The fastest way to find union of sets

Damir picture Damir · Jul 6, 2012 · Viewed 30.2k times · Source

I have sets of pairs of int like set<pair<int,int> > x1, x2, ... xn ( n can be between 2 and 20). What is the fastest way to find union of those sets ?

Sorry If I wasn't make clear at the beginning, I meant fast in performance, memory allocation is not a problem.

Answer

Steve Jessop picture Steve Jessop · Jul 6, 2012

Assuming that the result needs to be a set too, then you have no choice but to insert every element of each x_i into that result set. So the obvious implementation is:

set<pair<int,int>> x(x1);
x.insert(x2.begin(), x2.end());
// etc

The remaining question is whether this can be beaten for speed.
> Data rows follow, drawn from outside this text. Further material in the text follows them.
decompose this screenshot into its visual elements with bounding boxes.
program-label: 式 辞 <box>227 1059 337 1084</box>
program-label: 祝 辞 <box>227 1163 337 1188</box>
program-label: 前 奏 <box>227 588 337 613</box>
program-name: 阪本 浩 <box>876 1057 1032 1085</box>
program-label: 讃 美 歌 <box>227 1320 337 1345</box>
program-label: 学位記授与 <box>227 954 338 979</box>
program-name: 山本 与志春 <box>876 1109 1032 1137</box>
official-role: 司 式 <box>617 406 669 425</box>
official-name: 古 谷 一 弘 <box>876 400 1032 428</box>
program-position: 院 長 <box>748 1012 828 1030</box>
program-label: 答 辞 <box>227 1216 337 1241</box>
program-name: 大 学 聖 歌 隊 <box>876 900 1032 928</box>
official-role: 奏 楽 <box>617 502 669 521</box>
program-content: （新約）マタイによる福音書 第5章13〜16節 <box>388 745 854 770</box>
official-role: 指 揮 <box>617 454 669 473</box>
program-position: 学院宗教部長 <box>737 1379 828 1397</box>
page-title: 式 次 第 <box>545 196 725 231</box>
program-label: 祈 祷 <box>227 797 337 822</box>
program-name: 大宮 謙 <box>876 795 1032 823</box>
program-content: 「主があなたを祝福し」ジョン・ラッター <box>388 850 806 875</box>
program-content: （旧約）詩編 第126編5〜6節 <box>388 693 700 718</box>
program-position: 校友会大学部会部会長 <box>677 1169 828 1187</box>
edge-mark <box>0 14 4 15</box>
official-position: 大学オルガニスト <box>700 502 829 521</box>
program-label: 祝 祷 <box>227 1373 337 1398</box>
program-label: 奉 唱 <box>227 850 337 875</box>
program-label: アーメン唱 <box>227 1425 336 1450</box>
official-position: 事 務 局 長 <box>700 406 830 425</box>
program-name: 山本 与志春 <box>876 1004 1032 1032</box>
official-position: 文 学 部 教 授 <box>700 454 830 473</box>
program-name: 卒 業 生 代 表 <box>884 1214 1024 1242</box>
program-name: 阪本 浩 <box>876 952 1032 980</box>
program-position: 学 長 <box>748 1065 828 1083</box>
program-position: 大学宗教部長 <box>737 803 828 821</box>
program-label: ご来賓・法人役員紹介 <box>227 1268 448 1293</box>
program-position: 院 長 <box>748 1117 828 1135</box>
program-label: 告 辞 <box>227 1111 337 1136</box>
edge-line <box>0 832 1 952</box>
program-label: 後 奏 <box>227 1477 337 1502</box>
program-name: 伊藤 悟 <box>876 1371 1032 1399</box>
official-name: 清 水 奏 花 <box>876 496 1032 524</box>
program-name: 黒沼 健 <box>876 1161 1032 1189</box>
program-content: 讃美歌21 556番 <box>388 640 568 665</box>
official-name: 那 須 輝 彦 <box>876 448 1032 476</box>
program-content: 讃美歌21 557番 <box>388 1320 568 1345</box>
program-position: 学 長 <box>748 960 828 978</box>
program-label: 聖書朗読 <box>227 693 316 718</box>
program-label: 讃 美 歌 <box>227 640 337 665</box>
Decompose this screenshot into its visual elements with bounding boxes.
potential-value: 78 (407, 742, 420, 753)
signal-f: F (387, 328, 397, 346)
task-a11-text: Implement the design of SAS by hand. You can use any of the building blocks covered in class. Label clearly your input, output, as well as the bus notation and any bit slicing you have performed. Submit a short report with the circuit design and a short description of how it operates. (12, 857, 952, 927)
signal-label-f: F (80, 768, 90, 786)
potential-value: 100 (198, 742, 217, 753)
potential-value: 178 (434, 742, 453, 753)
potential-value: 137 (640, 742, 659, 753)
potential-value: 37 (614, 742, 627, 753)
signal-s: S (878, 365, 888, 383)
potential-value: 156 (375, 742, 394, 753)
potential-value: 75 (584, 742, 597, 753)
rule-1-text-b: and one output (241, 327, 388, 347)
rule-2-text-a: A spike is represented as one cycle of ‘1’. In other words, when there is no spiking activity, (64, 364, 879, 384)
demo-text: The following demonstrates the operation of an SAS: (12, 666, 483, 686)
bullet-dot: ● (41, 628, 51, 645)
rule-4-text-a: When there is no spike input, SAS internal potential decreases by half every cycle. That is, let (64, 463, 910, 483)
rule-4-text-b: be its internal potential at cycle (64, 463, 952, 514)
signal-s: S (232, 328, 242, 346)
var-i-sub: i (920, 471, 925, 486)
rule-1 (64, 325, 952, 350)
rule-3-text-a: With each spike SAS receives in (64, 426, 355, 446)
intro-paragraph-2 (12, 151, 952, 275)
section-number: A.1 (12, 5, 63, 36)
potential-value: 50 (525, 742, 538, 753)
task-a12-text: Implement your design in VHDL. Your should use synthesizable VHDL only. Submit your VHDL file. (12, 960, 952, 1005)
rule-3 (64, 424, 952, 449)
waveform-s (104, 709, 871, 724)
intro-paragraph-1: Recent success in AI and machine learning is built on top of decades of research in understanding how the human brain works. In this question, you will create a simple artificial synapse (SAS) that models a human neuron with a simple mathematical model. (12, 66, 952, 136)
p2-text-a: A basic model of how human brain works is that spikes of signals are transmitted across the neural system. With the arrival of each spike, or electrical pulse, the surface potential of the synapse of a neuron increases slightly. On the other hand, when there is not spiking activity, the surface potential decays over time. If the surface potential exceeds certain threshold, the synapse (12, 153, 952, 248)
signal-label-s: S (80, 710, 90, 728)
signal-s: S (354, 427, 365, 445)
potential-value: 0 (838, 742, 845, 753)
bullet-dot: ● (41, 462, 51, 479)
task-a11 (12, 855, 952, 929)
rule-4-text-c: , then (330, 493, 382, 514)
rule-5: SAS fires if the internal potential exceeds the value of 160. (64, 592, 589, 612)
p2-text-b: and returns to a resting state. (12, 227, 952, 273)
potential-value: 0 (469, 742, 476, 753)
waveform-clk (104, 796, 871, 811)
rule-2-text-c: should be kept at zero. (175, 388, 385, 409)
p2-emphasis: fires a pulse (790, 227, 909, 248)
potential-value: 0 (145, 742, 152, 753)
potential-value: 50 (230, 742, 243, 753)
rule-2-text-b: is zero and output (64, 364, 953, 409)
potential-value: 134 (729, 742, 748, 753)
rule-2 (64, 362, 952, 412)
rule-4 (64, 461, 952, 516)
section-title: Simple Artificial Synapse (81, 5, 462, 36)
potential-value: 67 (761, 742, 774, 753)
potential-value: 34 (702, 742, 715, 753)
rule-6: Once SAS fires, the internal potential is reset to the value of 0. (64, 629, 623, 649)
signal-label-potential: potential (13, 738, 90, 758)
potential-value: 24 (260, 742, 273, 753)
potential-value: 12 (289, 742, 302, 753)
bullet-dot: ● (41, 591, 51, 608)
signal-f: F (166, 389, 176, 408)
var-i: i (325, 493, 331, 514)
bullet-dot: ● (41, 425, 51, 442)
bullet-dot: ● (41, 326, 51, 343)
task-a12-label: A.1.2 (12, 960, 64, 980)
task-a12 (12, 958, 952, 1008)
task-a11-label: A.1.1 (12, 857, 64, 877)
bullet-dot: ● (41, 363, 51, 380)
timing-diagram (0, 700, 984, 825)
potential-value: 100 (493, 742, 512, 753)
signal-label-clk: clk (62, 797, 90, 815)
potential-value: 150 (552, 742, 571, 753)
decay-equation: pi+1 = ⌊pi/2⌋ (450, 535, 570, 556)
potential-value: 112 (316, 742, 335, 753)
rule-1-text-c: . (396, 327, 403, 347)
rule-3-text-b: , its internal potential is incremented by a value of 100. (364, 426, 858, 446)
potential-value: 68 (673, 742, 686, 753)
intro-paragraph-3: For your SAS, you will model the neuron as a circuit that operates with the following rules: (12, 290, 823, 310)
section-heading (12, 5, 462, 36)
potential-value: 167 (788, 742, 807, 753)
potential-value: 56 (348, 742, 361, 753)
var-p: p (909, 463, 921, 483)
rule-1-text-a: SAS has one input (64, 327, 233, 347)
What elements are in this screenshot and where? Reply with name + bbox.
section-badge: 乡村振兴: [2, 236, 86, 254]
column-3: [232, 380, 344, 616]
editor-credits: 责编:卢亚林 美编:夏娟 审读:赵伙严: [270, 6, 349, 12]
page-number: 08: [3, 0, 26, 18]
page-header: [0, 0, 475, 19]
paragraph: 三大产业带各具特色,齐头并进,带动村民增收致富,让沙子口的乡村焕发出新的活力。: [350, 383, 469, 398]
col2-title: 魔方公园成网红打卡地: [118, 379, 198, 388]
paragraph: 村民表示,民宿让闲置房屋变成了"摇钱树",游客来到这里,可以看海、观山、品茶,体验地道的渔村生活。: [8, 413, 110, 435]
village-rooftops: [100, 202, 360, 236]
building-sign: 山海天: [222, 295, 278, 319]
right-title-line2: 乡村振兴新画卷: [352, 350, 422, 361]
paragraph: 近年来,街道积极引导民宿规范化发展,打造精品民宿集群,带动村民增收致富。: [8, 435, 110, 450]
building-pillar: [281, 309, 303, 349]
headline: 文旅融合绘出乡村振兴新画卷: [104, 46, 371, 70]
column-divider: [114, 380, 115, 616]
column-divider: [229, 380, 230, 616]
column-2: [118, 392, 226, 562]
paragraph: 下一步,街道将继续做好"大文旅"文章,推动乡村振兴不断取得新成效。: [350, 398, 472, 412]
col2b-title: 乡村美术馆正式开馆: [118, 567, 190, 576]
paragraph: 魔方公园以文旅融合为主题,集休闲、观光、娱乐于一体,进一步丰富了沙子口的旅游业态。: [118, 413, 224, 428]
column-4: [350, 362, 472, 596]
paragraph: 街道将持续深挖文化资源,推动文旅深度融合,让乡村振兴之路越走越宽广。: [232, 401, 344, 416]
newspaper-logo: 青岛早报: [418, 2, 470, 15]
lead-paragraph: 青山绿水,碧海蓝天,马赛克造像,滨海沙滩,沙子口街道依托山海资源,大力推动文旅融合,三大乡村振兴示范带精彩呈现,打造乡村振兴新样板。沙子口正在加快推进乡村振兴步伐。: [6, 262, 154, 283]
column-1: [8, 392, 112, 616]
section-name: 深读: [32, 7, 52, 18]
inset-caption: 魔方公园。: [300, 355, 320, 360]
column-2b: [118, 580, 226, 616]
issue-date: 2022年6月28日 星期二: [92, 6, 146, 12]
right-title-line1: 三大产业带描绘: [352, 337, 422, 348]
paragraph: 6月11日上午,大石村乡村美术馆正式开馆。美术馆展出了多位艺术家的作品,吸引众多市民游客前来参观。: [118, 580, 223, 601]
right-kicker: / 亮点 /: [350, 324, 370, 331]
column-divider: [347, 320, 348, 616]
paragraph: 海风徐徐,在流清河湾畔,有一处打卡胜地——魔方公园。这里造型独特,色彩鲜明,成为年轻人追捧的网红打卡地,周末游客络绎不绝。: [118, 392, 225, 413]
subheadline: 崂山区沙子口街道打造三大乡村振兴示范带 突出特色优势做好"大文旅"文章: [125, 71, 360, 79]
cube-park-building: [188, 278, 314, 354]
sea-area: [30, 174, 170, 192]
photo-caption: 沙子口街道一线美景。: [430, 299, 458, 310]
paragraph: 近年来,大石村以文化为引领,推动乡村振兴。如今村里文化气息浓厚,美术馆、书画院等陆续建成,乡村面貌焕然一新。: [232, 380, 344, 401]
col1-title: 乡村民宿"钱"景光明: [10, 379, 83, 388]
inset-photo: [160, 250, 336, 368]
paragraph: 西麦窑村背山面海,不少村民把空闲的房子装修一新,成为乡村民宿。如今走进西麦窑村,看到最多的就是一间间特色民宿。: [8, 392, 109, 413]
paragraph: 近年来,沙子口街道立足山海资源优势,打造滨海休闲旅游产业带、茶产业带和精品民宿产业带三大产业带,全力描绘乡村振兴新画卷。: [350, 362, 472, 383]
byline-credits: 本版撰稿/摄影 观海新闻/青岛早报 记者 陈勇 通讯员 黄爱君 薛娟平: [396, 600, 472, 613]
The single-element insert takes a position hint, which if correct speeds up insertion. So it might turn out that something like this is faster than x.insert(x2.begin(), x2.end());:

auto pos = x.begin()
for (auto it = x2.begin(); it != x2.end(); ++it) {
    pos = x.insert(pos, *it);
}

It depends on the data, though: that position may or may not be accurate. You can ensure that it is by putting all the elements in order before you start, for which the best tool is probably set_union. That might better be named merge_and_dedupe_sorted_ranges, because what it does has nothing particularly to do with std::set. You could either set_union into intermediate vectors, or else into sets like this:

set<pair<int,int>> x;
set_union(x1.begin(), x1.end(), x2.begin(), x2.end(), inserter(x, x.end());

My concern with using set_union is that in order to get the benefit of adding the elements to a set in increasing order, you need to create a new empty container each time you call it (because if it's not empty then the elements added need to interleave with the values already in it). The overhead of these containers might be higher than the overhead of inserting into a set in arbitrary order: you would have to test it.